FM: The Association of Clinical Research Organizations (ACRO) represents the world’s leading, global clinical research and technology organizations, which provide specialized services that are integral to the development of drugs, biologics and medical devices. ACRO and its members advocate on a global basis for safe, ethical, high-quality medical research so patients can benefit from the development of new treatments and therapies. ACRO members are dedicated to helping bring efficiency, innovation and value to the clinical research process.
Medidata chairs the ACRO DCT Working Party.
OSP: What has the organization accomplished so far?
FM: The Working Party quickly came to consensus on a broad range of DCT topics. Firstly, there was a clear need to address stakeholder hesitation regarding modernization and change - and how the creation of end-to-end best practices could help mitigate this hesitation.
Secondly, there was a need to identify and help resolve change-management burdens on stakeholders - for example, initial site burden and initial investment in a new clinical trial model. The ACRO DCT WP developed a work plan that included two primary objectives and deliverables - a customized map for DCTs and a toolkit dedicated to DCTs.

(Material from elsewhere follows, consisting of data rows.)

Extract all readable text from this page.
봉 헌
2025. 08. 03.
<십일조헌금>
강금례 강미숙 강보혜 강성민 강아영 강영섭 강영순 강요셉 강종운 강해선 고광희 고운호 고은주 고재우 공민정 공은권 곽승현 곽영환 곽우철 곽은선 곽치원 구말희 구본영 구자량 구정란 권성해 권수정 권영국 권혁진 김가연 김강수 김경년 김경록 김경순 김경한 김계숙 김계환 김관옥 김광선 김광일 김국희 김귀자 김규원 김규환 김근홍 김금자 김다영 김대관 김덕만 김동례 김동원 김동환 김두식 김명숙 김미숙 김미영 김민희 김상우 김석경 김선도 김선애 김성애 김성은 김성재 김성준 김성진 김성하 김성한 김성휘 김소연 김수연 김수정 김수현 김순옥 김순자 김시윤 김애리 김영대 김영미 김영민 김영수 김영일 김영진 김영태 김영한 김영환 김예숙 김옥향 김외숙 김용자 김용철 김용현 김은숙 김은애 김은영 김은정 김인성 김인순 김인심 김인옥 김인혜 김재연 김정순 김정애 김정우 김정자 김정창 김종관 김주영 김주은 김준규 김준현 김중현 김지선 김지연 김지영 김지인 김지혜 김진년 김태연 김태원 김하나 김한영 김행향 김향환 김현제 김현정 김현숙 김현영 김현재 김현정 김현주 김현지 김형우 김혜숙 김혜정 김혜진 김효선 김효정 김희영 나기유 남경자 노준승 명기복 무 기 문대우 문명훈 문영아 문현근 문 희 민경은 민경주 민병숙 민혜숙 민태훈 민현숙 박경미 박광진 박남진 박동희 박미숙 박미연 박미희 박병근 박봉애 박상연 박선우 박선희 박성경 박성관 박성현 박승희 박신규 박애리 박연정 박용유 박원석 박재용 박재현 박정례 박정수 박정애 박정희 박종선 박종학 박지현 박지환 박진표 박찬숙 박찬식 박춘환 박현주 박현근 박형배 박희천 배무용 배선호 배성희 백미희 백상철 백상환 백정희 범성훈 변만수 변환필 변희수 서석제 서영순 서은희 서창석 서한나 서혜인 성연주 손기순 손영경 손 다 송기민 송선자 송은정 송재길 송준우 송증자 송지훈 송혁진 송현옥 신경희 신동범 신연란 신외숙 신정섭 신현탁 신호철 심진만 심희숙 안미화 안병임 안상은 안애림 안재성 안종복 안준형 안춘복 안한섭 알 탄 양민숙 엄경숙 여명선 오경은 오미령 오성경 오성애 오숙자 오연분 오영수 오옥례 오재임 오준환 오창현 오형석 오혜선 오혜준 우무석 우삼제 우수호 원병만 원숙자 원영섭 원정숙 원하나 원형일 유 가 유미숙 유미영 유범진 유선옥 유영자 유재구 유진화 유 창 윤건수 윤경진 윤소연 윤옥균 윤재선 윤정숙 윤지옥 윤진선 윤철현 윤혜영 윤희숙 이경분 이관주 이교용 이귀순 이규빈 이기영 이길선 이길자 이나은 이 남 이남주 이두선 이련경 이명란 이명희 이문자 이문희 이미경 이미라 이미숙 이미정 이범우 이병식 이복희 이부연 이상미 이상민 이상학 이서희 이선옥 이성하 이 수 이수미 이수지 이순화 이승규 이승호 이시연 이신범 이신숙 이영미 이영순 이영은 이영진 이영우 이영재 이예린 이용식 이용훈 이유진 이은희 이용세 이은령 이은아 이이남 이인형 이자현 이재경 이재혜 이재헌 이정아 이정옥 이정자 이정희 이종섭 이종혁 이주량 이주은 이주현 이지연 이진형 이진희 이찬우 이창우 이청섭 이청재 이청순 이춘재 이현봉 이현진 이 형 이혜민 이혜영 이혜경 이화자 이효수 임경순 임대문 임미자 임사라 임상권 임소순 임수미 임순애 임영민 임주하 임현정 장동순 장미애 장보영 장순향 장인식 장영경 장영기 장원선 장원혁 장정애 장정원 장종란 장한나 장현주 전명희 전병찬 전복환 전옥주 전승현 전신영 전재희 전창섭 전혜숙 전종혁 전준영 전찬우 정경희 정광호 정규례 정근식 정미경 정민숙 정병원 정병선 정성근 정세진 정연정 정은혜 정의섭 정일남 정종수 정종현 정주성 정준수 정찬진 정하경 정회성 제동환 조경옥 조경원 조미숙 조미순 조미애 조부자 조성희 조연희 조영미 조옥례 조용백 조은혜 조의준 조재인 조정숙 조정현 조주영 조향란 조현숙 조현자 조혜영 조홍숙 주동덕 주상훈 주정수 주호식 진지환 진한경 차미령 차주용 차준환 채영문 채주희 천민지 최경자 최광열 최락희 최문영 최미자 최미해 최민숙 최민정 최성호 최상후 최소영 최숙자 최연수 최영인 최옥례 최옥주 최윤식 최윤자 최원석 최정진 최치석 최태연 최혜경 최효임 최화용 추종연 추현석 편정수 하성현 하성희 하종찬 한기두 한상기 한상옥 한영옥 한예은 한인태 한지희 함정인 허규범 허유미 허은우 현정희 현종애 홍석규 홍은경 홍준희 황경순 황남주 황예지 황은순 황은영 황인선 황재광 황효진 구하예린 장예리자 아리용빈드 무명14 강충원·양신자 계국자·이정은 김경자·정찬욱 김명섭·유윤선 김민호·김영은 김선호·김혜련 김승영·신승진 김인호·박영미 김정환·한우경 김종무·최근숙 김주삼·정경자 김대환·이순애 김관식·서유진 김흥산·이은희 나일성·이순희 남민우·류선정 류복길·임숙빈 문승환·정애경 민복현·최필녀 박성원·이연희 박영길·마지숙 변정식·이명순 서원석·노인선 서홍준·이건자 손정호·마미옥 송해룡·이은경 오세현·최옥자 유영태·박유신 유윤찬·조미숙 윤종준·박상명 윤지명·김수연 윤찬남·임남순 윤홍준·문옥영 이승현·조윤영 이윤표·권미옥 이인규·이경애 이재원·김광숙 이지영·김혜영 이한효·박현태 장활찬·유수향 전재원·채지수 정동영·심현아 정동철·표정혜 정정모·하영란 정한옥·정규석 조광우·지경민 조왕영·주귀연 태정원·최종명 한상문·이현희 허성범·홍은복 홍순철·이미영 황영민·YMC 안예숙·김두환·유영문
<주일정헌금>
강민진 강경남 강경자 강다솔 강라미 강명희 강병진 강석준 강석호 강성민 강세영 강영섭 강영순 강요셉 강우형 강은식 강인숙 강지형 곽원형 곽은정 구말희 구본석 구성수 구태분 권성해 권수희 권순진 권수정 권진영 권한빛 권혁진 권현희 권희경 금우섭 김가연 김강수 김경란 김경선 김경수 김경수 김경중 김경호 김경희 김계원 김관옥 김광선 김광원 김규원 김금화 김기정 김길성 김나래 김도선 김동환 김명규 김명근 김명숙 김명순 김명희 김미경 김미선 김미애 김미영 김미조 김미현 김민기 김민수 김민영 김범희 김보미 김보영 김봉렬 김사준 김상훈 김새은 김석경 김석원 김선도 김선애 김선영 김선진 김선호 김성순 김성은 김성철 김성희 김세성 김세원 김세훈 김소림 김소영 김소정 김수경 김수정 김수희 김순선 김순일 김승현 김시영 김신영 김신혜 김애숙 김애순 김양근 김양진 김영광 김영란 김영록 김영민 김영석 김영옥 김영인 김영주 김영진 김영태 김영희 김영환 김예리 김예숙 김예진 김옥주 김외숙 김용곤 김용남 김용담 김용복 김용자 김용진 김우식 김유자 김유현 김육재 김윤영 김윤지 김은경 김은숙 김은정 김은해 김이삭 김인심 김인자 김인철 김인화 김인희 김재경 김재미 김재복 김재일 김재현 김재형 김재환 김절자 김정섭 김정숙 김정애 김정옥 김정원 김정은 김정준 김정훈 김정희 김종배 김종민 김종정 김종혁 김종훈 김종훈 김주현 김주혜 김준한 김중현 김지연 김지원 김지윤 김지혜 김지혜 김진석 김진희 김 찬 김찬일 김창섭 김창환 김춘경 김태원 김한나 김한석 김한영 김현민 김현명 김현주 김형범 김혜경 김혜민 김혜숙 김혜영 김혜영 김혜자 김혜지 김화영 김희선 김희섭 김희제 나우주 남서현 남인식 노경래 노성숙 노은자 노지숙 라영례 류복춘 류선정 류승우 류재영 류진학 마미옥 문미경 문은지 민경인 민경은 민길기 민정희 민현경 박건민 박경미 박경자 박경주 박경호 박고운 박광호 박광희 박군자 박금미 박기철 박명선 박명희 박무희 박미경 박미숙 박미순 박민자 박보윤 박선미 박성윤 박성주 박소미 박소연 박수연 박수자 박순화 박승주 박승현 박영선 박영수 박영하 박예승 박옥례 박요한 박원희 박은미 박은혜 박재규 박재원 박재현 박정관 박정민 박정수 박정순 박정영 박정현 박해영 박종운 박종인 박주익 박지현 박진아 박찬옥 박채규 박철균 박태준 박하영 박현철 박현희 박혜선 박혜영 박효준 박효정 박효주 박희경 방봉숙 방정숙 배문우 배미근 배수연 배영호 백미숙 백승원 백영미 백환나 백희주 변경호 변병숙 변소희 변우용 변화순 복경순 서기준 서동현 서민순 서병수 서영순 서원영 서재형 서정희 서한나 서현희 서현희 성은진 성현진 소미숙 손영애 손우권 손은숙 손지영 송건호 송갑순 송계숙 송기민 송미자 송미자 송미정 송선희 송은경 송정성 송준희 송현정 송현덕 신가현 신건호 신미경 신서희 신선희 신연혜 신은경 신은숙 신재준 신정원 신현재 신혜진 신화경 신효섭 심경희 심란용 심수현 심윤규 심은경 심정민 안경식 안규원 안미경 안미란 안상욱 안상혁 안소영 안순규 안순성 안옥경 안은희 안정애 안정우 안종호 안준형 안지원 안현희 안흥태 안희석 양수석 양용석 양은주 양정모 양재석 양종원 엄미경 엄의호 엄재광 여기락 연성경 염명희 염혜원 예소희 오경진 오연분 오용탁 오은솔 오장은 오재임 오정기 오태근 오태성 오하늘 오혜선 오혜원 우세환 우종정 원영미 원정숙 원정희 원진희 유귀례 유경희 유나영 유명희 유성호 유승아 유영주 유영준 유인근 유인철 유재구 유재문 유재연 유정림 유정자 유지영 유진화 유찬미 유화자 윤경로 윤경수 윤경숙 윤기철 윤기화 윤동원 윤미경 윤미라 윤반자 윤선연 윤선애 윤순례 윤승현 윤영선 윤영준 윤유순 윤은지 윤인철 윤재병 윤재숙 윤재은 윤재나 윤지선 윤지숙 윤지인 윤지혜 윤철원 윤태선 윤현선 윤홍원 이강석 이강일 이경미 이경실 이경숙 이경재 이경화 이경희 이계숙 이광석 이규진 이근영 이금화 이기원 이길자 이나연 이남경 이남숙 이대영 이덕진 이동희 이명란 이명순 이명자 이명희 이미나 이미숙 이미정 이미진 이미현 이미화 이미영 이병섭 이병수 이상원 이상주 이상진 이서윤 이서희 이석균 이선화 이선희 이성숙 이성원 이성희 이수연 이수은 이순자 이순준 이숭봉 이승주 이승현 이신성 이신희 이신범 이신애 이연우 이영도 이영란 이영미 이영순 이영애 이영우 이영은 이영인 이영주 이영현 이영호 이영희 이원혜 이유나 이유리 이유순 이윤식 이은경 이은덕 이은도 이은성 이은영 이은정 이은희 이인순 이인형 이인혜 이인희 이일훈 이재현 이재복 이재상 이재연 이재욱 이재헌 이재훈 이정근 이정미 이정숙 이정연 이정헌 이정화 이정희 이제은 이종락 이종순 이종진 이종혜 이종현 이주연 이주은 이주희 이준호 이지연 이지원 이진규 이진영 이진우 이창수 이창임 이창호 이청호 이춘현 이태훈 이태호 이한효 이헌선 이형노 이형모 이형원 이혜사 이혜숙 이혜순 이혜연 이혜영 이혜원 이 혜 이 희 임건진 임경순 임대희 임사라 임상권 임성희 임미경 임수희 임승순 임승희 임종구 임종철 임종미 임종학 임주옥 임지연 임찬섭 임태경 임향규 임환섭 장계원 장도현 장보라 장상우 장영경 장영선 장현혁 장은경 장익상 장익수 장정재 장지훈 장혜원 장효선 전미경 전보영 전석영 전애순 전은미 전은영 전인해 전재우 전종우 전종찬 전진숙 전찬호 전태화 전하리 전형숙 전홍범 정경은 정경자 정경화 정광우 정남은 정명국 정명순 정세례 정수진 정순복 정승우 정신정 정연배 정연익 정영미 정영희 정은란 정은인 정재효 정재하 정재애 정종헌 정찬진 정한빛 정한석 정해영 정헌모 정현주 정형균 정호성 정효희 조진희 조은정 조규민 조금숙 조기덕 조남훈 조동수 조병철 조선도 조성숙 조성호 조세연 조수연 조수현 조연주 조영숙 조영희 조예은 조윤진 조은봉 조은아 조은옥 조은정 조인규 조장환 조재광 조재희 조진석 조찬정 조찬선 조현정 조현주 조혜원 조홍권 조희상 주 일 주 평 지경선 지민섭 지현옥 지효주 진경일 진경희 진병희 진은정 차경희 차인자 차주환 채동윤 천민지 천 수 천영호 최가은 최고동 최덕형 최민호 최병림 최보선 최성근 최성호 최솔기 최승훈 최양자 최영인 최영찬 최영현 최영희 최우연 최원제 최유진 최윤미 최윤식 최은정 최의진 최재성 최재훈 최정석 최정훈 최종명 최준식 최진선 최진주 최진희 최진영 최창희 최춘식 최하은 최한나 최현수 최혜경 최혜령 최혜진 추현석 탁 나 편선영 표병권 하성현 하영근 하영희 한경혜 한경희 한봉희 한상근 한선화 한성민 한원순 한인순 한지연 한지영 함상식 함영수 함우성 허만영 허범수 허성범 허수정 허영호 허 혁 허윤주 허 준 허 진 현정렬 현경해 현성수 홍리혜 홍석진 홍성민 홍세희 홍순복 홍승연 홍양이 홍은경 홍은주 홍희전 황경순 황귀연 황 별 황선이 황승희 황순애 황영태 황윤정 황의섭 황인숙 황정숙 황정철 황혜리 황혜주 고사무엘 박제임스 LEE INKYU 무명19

A Customized Map for Decentralized Clinical Trials: The Working Party comprehensively examined a “map” of each step of a clinical trial from beginning to end. This examination of every step in the clinical trial process enabled the Working Party to identify the areas in a trial that could be decentralized, and move away from the conventional, or traditional, trial model.
A Toolkit Dedicated to Decentralized Clinical Trials: The Working Party then began its work on two important new tools dedicated to decentralized clinical trials - a new quality-by-design framework dedicated to DCTs, providing stakeholders with much-needed quality-based, beginning-to-end guiding principles for the construction of DCTs, and a risk assessment tool, providing questions, considerations and potential mitigations to facilitate a quality-by-design and risk management approach to decentralized trial design.
OSP: What are your goals for the short- and long-term future?
FM: We are continuing discussions with UK authorities and also engaging with other EU authorities and authorities outside the EU. We are developing an ACRO DCT landscape survey to define the usage for DCT components which is planned to run on an annual basis. This should provide an indication of adoption. We are also creating an abridged, shortened version of the quality-by-design manual for use in training on DCTs and to help support the update of procedures.